Quello delle armi ad energia sembra il settore che, nella ricerca, attrae i maggiori investimenti, ma l’effettiva non-letalità di queste armi non è ancora appurata: gli effetti di un loro uso improprio, o l’utilizzo su soggetti più deboli, come donne incinte o bambini, potrebbero risultare letali.

“Non c’è nessun sistema che sia a prova di sadico – ammette Massimo Annati della Marina Italiana NAVARM -. Se qualcuno vuole utilizzarlo in modo sbagliato, qualsiasi sistema può provocare dei risultati non voluti”.

Sempre più spesso, nei filmati reperibili sul web, si vede come le armi non letali siano dispiegate in contesti urbani per il controllo dell’ordine pubblico e non in scenari di guerra per ridurre il numero di vittime nei conflitti: gli obiettivi di queste armi sembrano essere manifestanti e cortei, piuttosto che combattenti o soldati. Se così fosse, sarebbe l’espressione del dissenso ad essere uccisa e non i combattenti a sopravvivere e, in una guerra al terrorismo che viene condotta sulla base di sospetti, con rapimenti e sequestri illegali, la demarcazione tra espressione del dissenso e repressione dei fiancheggiatori sembra difficile da marcare.

Jurgen Altmann, esperto in tecnologia militare all’Università di Dortmund, mette in guardia sulle conseguenze di un uso inaccorto dell’Active Denial System, soprattutto alla luce del fatto che il modello fin qui sviluppato non è dotato di un dispositivo che ne limiti l’uso ripetuto: “Quando hanno condotto i test sugli esseri umani, hanno stabilito la regola secondo la quale l’operatore non poteva colpire la stessa persona prima che fossero passati 15 secondi, affinchè la pelle riscaldata di una persona colpita potesse nuovamente raffreddarsi (…).
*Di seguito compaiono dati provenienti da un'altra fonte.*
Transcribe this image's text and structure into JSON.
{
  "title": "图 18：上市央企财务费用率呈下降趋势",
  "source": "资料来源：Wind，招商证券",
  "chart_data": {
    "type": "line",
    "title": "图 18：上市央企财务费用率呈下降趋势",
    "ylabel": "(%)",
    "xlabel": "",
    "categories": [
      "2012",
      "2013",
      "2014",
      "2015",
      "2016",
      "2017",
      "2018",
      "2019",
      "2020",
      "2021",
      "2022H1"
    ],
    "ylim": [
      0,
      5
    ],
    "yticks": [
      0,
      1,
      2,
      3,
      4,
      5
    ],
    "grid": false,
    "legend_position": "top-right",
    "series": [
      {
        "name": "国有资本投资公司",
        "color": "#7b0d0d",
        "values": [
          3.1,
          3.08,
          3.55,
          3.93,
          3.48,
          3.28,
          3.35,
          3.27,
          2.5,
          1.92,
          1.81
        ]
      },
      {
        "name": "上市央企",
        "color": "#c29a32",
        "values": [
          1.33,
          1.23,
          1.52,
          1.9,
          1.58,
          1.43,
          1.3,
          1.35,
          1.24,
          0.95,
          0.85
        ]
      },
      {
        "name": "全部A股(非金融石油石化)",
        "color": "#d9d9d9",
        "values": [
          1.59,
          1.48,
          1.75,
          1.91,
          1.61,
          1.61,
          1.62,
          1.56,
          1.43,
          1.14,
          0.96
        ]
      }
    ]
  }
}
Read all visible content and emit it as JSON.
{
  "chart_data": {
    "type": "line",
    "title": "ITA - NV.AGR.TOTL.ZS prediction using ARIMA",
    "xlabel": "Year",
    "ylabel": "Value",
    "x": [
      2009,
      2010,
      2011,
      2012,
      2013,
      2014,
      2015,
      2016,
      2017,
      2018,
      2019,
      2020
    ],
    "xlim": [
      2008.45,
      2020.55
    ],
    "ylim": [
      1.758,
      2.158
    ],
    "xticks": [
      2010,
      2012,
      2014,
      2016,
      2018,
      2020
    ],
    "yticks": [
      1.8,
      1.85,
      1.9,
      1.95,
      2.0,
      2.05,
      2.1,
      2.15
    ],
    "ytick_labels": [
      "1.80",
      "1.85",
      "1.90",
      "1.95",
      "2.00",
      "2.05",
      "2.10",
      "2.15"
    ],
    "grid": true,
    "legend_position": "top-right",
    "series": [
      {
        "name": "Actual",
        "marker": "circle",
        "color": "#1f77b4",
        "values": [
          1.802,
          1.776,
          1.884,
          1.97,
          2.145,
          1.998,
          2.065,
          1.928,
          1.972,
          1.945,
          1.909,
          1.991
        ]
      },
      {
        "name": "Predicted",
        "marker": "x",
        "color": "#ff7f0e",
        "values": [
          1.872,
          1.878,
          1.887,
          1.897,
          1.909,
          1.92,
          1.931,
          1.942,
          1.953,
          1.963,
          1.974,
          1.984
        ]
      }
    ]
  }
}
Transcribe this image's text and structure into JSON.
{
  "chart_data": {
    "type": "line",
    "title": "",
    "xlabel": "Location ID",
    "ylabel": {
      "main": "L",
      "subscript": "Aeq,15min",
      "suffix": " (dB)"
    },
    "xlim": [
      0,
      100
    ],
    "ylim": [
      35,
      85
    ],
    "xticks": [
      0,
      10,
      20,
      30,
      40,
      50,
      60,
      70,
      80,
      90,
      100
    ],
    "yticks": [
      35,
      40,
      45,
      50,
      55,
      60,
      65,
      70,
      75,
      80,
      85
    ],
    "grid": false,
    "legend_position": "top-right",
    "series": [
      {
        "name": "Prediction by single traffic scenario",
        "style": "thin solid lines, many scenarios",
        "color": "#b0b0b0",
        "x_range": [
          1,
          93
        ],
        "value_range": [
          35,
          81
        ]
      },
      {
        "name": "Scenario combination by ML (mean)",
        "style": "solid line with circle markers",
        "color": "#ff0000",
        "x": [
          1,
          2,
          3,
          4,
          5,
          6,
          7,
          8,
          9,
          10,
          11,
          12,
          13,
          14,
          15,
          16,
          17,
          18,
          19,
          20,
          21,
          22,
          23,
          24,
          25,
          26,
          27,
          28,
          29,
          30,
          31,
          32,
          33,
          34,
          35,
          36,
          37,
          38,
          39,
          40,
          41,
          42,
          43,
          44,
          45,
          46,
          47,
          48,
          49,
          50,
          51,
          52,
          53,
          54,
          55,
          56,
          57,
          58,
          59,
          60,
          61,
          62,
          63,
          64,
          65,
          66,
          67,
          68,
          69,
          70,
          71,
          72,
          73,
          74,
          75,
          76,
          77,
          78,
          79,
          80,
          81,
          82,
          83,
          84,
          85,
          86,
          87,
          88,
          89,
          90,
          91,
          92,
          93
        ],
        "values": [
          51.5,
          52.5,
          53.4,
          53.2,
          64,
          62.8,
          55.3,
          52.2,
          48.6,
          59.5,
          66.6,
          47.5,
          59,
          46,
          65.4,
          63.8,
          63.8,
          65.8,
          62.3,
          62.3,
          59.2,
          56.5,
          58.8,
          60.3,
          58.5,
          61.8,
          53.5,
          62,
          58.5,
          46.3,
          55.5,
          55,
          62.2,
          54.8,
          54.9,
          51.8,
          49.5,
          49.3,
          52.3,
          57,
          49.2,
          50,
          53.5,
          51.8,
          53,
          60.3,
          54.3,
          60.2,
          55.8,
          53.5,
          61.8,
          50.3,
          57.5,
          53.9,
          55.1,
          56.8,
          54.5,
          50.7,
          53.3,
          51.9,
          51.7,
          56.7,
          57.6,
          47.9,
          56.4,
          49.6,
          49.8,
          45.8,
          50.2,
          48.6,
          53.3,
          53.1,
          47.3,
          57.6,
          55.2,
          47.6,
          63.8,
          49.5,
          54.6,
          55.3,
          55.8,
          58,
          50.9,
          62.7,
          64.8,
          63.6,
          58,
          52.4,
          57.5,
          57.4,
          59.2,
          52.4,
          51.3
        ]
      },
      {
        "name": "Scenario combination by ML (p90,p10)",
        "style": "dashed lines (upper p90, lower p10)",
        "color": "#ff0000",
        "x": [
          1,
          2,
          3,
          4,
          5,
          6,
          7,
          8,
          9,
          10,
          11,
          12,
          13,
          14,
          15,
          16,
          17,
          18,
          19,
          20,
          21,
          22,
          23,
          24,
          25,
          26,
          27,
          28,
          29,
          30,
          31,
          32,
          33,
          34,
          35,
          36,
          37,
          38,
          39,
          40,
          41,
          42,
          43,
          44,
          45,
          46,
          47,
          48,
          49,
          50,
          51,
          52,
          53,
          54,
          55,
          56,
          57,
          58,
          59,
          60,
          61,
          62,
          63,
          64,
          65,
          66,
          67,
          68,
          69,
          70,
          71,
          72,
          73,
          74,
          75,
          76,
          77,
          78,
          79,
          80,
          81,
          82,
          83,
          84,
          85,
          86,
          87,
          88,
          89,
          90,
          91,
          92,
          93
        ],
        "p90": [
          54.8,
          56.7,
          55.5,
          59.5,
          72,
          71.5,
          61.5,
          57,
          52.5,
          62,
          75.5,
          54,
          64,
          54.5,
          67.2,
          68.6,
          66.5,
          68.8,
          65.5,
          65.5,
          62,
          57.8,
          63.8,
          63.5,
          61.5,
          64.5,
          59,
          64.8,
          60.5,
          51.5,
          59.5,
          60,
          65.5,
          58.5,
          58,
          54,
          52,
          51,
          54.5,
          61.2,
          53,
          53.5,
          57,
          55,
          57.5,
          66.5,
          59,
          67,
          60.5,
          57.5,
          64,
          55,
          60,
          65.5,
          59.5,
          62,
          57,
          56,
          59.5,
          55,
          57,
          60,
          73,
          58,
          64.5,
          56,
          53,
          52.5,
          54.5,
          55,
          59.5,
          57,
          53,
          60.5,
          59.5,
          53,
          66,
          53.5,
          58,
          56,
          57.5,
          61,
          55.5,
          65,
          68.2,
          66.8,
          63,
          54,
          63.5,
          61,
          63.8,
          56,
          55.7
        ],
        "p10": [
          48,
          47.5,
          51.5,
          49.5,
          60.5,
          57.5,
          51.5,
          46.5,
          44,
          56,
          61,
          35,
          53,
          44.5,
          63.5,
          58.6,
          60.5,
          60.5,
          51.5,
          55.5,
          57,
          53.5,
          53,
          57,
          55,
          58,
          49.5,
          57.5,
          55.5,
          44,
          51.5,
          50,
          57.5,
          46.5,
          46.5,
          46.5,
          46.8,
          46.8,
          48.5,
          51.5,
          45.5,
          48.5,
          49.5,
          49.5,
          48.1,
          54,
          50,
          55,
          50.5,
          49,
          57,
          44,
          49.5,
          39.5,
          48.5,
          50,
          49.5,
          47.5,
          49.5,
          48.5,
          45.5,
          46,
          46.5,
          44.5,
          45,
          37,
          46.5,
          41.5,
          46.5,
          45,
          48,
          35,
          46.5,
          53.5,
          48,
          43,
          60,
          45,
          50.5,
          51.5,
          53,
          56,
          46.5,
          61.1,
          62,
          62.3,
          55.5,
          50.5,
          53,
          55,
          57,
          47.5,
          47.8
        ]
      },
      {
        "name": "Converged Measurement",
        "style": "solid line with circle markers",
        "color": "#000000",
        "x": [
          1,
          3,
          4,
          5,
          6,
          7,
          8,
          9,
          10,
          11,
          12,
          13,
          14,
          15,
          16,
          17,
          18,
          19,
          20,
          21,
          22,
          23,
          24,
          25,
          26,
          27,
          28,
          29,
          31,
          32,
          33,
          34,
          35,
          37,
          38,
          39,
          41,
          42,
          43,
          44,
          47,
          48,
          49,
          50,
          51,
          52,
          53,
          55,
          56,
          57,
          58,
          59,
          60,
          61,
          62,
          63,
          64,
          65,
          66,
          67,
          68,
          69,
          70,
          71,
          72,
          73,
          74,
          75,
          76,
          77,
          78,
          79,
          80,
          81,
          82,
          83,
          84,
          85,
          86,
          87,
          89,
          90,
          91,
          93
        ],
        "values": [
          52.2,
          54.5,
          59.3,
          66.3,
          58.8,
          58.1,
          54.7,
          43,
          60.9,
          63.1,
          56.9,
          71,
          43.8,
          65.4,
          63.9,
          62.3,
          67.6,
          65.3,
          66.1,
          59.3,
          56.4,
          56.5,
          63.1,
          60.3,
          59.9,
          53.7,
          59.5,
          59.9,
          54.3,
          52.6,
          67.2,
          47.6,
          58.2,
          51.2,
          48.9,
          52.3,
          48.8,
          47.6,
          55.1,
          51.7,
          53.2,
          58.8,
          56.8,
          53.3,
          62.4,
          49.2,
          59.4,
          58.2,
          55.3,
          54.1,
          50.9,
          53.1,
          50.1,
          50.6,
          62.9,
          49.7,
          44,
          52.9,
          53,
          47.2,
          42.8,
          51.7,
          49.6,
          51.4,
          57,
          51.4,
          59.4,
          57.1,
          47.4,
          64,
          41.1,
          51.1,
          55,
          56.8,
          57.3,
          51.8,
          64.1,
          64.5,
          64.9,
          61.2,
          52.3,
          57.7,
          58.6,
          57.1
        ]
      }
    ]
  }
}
Probabilmente avranno le stesse regole anche in un contesto operativo, ma io credo che non sia abbastanza affidabile, perché si lascia l’obbedienza della regola alla discrezione dell’operatore”.

E aggiunge: “Nei test condotti sugli esseri umani c’erano a disposizione degli schermi metallici dietro i quali si poteva saltare quando il dolore diventava intollerabile, ma naturalmente in un contesto operativo questi schermi non ci sono e questo potrebbe essere un potenziale problema: dove scappare?”